Enclosure, Maryville, Co. Limerick
Co. Limerick |
Enclosures
Some archaeological sites announce themselves through earthworks, carved stone, or the outline of walls pressing up through turf.
This one in County Limerick does none of that. What may be an enclosure, a class of monument typically defined by a raised bank or ditch encircling a defined area and found across Ireland in forms ranging from early medieval farmsteads to prehistoric ritual sites, sits in gently rolling pasture on a slight north-facing slope near the townland of Maryville, and it leaves no visible mark on the ground at all. It does not appear on the Ordnance Survey six-inch map of 1840, nor on the more detailed 25-inch revision of 1897. For most of its existence, whatever this feature once was, cartography simply looked through it.

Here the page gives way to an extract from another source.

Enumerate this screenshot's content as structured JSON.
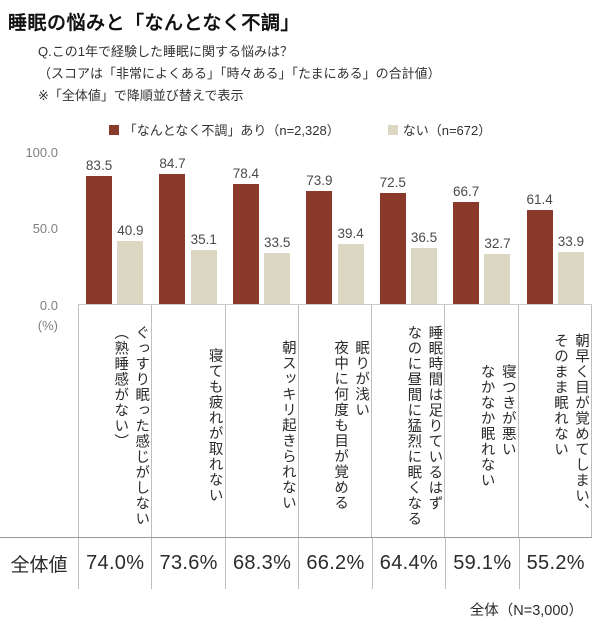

The site came to attention not through fieldwork or local knowledge but through the mechanics of infrastructure. In 1986, aerial photographs taken at a scale of 1:10,000 for the Curraleigh to Limerick gas pipeline project were examined as part of an archaeological assessment, and among the frames catalogued as BGE No. 40 was an anomaly logged as Site No. 022213, positioned some 60 metres west of the townland boundary with Kildonnell and around 165 metres north of the boundary with Kilcurly. Aerial photography can reveal cropmarks or soilmarks invisible at ground level, subtle variations in how vegetation grows over buried features, and it was this kind of evidence that flagged the site. When the Archaeological Survey of Ireland visited in 2000, however, surveyors found no surface remains whatsoever. A further check using Google Earth orthoimages captured in 2020 confirmed that nothing is visible from above either.
For anyone curious enough to visit the general area, the landscape itself is quietly instructive. The undulating pasture around Maryville sits within a part of Limerick where townland boundaries often follow much older divisions, and the proximity of the Kildonnell and Kilcurly boundaries gives a loose geographical anchor for those working from a map. There is no marker, no signage, and no earthwork to orient a visitor on the ground. The interest here is less in what can be seen than in what the record represents: a place that exists in an archive, in a gas pipeline survey, and in a single aerial photograph taken nearly four decades ago, but that has otherwise declined to leave any trace of itself behind.